Ahead of an Israeli delegation traveling to Washington DC next week, Prime Minister Benjamin Netanyahu instructed the security officials participating in the mission to voice objection to the US return to the Iran nuclear deal, but not to hold talks on the issues.
Netanyahu emphasized in a meeting with the delegation on Thursday that Israel is not a party in the nuclear agreement with Iran, and not committed to it. Clarifying that “Israel is committed to its own security interests only and will act accordingly,” an Israeli official said.
“The instructions to the senior security officials that are flying to Washington for talks is to present Israel’s opposition to the agreement in Iran and not to negotiate over it, because we are talking about a return to the previous agreement that is dangerous for Israel and the region,” the official said speaking on condition of anonymity.
“If in the future there are serious contacts on Iran’s part over an improved agreement, Israel will state its position on the characteristics and content that such an agreement should have,” the official added.
IDF Chief of Staff Aviv Kohavi, part of the delegation, will travel Sunday to meet with a number of top US defense officials, in his first trip to the US since entering his position.
Kohavi will be joined on the trip by his wife, Yael, as well as the IDF defense attaché to the US, Maj. Gen. Yehuda Fuchs, the head of the IDF’s Iran-focused Strategic and Third Ring Directorate, Maj. Gen. Tal Kalman, and the head of the IDF’s foreign relations department, Brig. Gen. Effi Defrin.
In the coming weeks, a number of other top Israeli defense officials were slated to visit the United States, including National Security Adviser Meir Ben-Shabbat, Mossad chief Yossi Cohen and Military Intelligence commander Tamir Hayman.
Kohavi, Ben-Shabbat, Cohen and Hayman all met with Netanyahu and Defense Minister Benny Gantz on Thursday to coordinate their messaging to their American counterparts.
Israel is generally concerned that the US is rushing too quickly to return to the 2015 accord, known formally as the Joint Comprehensive Plan of Action, and is ignoring the concerns of Israel and other Middle Eastern countries, notably those in the Gulf.
Israel’s ambassador to the United States and United Nations, Gilad Erdan, told the UN Security Council on Thursday that he firmly rejects the nuclear deal in its current form.
“For Israel, Iran poses an existential threat,” Erdan said. “That is why we will not see ourselves bound by any agreement that does not fully address the threat against the existence of the State of Israel. And every one of you would do the same if you were in our shoes, particularly in light of the Holocaust,” he added.
“The Biden administration also understands that the 2015 agreement was bad, we just disagree on the right way to reach a deal that will stop Iran,” Erdan told the Kan public broadcaster on Friday.
Israel and the US set up a strategic group, which last convened on April 13, to coordinate their efforts to prevent Iran from acquiring nuclear arms.
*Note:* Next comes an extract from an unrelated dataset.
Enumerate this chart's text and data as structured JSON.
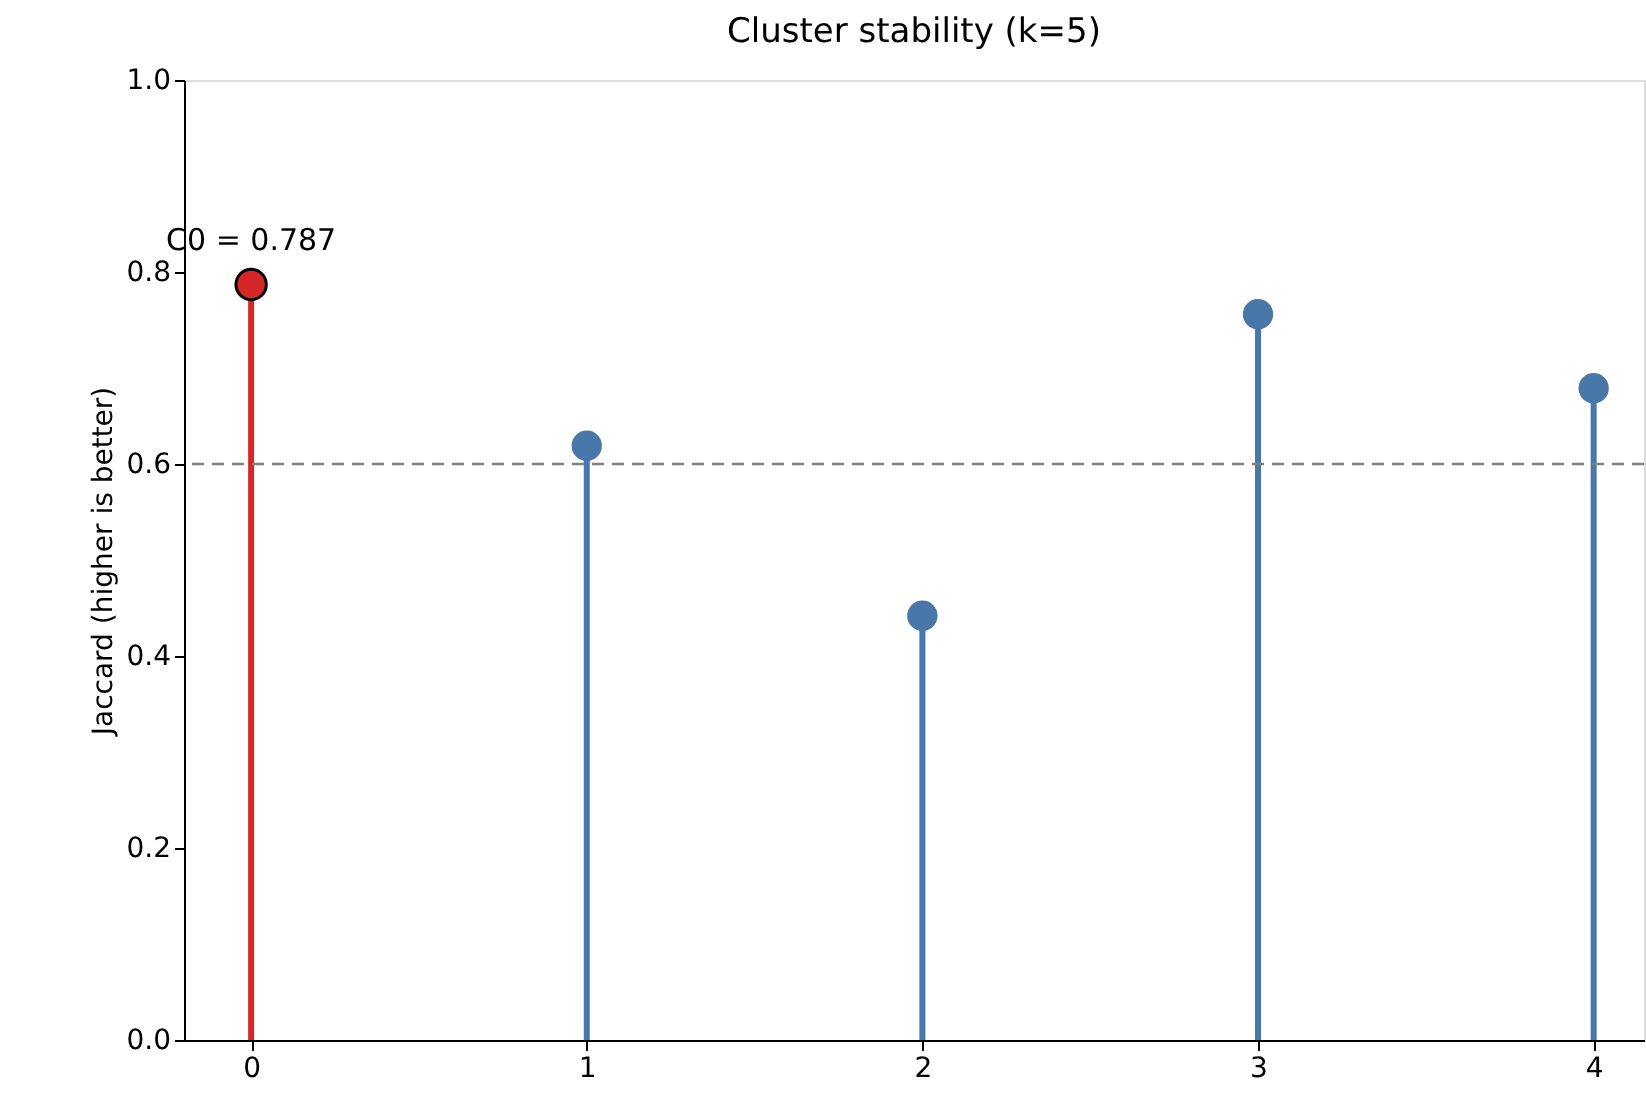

The group is led by Biden’s National Security Adviser Jake Sullivan and his Israeli counterpart Ben-Shabbat.
Earlier this week, Kan news reported that Israel was lobbying the US to push for improved international oversight of Iran’s nuclear program, having concluded there will not be significant changes to the treaty but nonetheless seeking to slightly improve the terms of the pact, which is being negotiated in Vienna, with Europeans acting as intermediaries between Washington and Tehran.
Iranian President Hassan Rouhani said Tuesday that 60-70 percent of issues had been resolved in Vienna.
A spokesman for the US State Department indicated that Washington was backing down from a key prerequisite for its return to the deal.
The Biden administration had repeatedly said that it would only return to the nuclear deal if Iran first returns to compliance. However, on Tuesday, US State Department Spokesperson Ned Price said at a press conference that Washington would only need to be sure that Iran intended to return to compliance.
Israeli officials, including Netanyahu, have adamantly opposed the US returning to the nuclear deal, putting Jerusalem openly at odds with the new White House administration.
Critics have long denounced the deal’s so-called “sunset clauses,” aspects of the agreement barring Iran from certain nuclear activities that end after a certain number of years. Though the deal technically prohibits Iran from ever developing a nuclear weapon, detractors of the agreement say these clauses will allow Iran to do so with impunity once the sanctions against the regime end.
The agreement is also narrowly focused solely on the nuclear issue, ignoring Iran’s development of nuclear-capable ballistic missiles that can reach Israel and parts of Europe, as well as its constant funding and support of terror groups like Hezbollah.
Proponents of the agreement generally argue that while the deal is imperfect, it was the best possible deal that could be struck under the circumstances and at least postpones the development of an Iranian nuclear weapon.